Academic Turnarounds: Restoring Vitality to Challenged American Colleges and Universities, edited by Terrence MacTaggart. Westport, CT: Praeger, 2007. 129 pp. $44.95; ISBN 978-0-275-98806-7.
Recent economic conditions have provided not-so-gentle reminders that institutions of higher education are fragile. This generalization is perhaps more true of faith-based colleges and universities than their non-religious counterparts. In this context, Terrence MacTaggart’s Academic Turnarounds is timely reading for many Christian institutions. MacTaggart, formerly a university chancellor and currently a higher education consultant, has assembled a collection of original essays that prescribe a course of responsible action for leaders of institutions in distress.

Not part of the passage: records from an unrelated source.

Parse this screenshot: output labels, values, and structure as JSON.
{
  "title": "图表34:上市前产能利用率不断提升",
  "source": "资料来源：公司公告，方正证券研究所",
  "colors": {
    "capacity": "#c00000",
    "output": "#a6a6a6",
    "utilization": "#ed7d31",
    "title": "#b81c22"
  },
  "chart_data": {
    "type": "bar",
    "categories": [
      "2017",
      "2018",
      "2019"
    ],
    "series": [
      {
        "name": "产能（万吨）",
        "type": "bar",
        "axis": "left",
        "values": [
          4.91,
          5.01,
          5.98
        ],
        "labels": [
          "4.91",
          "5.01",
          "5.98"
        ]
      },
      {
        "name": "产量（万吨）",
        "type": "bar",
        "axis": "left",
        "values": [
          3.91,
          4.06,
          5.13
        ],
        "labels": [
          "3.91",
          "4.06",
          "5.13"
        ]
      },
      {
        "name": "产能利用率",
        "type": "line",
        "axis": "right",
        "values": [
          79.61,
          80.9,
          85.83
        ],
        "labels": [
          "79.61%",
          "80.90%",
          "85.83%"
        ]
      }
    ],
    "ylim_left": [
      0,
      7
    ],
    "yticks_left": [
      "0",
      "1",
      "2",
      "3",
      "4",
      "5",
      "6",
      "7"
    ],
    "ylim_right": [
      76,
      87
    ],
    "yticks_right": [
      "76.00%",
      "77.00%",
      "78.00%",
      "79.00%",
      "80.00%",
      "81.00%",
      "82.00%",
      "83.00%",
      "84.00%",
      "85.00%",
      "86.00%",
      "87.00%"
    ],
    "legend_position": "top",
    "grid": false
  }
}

Contrary to what one might think, indicators of distress are not exclusively financial. But whatever the nature of a college or university’s challenges, the turnaround process cannot begin until trustees and executives make a frank admission of the trouble in which their institution finds itself. MacTaggart’s turnaround model proceeds through three stages: financial recovery, marketing and branding, and academic revitalization. Each stage is covered in a separate chapter within the book’s first section. The latter two sections of the book deal with special topics (financial matters; public institutions) and lessons for leaders (agenda for a new president; advice for trustees, donors, and accreditors).
Academic Turnarounds is appropriate reading for college and university leaders—presidents, trustees, senior administrators, and faculty members. With the exception of the technicality inherent to the chapter on finances, it is quite readable. The work contains an index and each chapter concludes with a limited number of bibliographic references. The contributors’ findings and recommendations are based on study of some 40 institutions “that had reputations for having dramatically improved themselves” (p. viii). These institutions represent the diversity of American higher education with the exception of community colleges and for-profit institutions.
This book is highly recommended for those who perceive that their institutions are (or may be) in distress. MacTaggart and his colleagues tackle the subject candidly, having personally observed and participated in institutional turnarounds. Readers who are interested in this book may also consider Turnaround: Leading Stressed Colleges and Universities to Excellence (Johns Hopkins University Press, 2009), a longer collection that is less cohesive and readable, but nonetheless offers useful insights.